Eating in the complete and utter darkness is an opportunity I never thought I would have the chance to experience, but it was one with a lasting impression. I have never been more grateful for my poor eyesight. This experience was one I would happily do again, and recommend to anyone interested, but it is not one that I would like to live. Having to remember where you placed your water, trying to figure out what foods were tasted, and the sensation of one's eyes being open yet seeing nothing was one that truly made me appreciate my ability to see. This beautiful, complex world in which we live with all of its colors, incredible views, and unique places are one that I feel many seeing people take for granted as it is perceived completely differently from someone who is blind. They will never truly understand your favorite color. Your favorite poster, view, or flower is one they will never be able to see. A room is defined by its space and size, a view by its sounds, and a flower by its smell. These experiences and moments shared between seeing and blind people might be similar, but the perception is drastically different.
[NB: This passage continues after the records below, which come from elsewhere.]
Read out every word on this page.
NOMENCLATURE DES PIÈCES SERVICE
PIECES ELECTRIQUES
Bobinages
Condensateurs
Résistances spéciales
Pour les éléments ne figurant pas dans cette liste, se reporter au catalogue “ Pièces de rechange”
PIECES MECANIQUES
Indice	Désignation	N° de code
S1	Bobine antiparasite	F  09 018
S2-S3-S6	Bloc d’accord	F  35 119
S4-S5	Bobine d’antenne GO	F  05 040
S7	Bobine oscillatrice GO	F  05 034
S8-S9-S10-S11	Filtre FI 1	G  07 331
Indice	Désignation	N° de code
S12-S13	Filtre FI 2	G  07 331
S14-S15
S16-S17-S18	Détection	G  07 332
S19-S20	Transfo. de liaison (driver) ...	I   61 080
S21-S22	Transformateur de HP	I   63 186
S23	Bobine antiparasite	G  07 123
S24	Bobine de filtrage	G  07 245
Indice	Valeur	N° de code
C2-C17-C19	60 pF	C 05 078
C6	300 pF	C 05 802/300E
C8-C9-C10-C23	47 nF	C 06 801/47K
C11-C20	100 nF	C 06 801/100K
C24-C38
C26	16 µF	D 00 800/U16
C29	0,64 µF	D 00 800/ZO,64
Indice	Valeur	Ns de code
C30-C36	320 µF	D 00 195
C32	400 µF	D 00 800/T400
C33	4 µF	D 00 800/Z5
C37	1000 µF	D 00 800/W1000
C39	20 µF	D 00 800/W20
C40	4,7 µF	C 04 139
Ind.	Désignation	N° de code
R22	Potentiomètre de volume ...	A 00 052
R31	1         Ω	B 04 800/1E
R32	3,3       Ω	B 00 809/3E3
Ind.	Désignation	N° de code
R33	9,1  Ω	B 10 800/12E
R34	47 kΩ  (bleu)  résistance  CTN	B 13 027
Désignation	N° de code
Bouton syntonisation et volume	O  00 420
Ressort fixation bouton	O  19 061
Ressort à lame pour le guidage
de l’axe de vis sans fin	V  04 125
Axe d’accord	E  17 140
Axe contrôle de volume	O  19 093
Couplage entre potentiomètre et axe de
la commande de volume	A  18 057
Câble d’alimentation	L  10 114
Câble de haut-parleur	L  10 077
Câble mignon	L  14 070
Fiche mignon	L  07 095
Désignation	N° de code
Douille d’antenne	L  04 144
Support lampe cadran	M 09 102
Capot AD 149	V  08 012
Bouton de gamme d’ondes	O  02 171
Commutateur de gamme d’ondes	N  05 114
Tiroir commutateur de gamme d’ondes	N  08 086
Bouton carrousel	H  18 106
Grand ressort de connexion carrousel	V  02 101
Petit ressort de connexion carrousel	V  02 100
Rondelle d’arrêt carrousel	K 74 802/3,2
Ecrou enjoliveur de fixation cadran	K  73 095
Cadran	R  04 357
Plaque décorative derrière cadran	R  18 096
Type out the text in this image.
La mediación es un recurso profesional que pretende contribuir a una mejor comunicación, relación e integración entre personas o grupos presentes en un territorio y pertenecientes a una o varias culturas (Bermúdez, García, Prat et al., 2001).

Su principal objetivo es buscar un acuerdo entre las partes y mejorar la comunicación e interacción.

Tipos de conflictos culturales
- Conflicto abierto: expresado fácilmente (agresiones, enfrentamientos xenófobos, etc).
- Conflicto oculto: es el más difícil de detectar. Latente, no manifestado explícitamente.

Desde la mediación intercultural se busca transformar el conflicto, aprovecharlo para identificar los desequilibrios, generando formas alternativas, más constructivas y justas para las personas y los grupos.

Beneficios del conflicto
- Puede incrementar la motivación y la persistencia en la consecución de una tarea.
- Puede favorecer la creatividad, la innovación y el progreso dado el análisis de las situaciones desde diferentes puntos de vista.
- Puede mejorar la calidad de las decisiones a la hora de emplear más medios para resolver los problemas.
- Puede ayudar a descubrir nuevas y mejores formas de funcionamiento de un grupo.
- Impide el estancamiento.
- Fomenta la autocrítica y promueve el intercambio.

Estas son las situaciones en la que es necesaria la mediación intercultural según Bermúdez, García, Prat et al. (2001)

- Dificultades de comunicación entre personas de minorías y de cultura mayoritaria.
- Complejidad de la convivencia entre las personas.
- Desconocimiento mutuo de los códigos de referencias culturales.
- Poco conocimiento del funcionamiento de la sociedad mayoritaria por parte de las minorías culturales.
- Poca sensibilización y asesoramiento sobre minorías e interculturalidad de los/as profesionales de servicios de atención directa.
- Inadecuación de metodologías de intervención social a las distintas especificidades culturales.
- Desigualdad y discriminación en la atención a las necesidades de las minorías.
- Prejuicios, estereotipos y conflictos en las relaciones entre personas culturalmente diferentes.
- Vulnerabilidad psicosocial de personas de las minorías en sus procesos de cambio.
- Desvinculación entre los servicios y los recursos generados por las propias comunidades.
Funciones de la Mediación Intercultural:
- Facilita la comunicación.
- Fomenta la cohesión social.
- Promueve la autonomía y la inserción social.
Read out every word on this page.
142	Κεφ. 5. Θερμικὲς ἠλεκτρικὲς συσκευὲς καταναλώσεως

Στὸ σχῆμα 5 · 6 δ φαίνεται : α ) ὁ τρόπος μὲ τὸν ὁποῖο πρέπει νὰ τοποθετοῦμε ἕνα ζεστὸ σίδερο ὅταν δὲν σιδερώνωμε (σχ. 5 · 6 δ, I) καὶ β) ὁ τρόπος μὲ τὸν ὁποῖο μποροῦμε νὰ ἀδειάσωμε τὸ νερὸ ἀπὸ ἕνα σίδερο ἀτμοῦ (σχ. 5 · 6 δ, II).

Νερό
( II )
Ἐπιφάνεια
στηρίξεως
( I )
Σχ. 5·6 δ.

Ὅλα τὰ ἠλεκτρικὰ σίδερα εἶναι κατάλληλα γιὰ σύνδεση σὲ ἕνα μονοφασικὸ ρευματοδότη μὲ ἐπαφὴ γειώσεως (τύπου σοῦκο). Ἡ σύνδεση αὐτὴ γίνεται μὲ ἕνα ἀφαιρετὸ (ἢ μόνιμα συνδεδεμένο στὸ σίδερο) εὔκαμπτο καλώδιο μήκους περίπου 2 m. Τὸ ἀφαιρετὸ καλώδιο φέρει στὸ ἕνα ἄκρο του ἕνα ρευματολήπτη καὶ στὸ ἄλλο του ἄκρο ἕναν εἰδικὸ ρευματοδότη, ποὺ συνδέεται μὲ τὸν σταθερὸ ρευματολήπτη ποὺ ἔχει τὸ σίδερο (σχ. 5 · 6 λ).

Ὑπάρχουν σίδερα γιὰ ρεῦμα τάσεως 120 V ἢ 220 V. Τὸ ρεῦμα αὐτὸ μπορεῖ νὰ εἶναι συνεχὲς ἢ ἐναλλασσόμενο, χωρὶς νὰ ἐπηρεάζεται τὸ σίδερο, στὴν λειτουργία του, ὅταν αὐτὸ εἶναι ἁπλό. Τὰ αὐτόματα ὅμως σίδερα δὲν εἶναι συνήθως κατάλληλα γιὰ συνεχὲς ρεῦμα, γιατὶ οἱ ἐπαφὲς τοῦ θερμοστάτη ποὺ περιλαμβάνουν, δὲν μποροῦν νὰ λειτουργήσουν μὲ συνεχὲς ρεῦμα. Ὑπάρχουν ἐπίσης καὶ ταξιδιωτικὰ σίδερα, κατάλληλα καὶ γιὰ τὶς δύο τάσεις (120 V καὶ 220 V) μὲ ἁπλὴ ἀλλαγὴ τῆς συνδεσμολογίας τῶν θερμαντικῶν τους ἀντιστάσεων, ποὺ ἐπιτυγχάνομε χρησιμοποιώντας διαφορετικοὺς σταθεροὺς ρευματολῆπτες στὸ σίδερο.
This single dinner opened my eyes to how blessed I am for the poor eyesight, an inconvenience that I have often compared to as being "basically blind without contacts" when in reality I am not blind at all. This observation and reflection has changed my view on my simple comparison. This dinner has shown me how I must appreciate what I have, even if what I have is poor eyesight because some people don't even have that, and to ignorantly comment about someone else's disabilities is not okay. I am extremely grateful for this experience and the understanding and humility I have received from it, as well as, the wonderful meal I was able to enjoy with my family.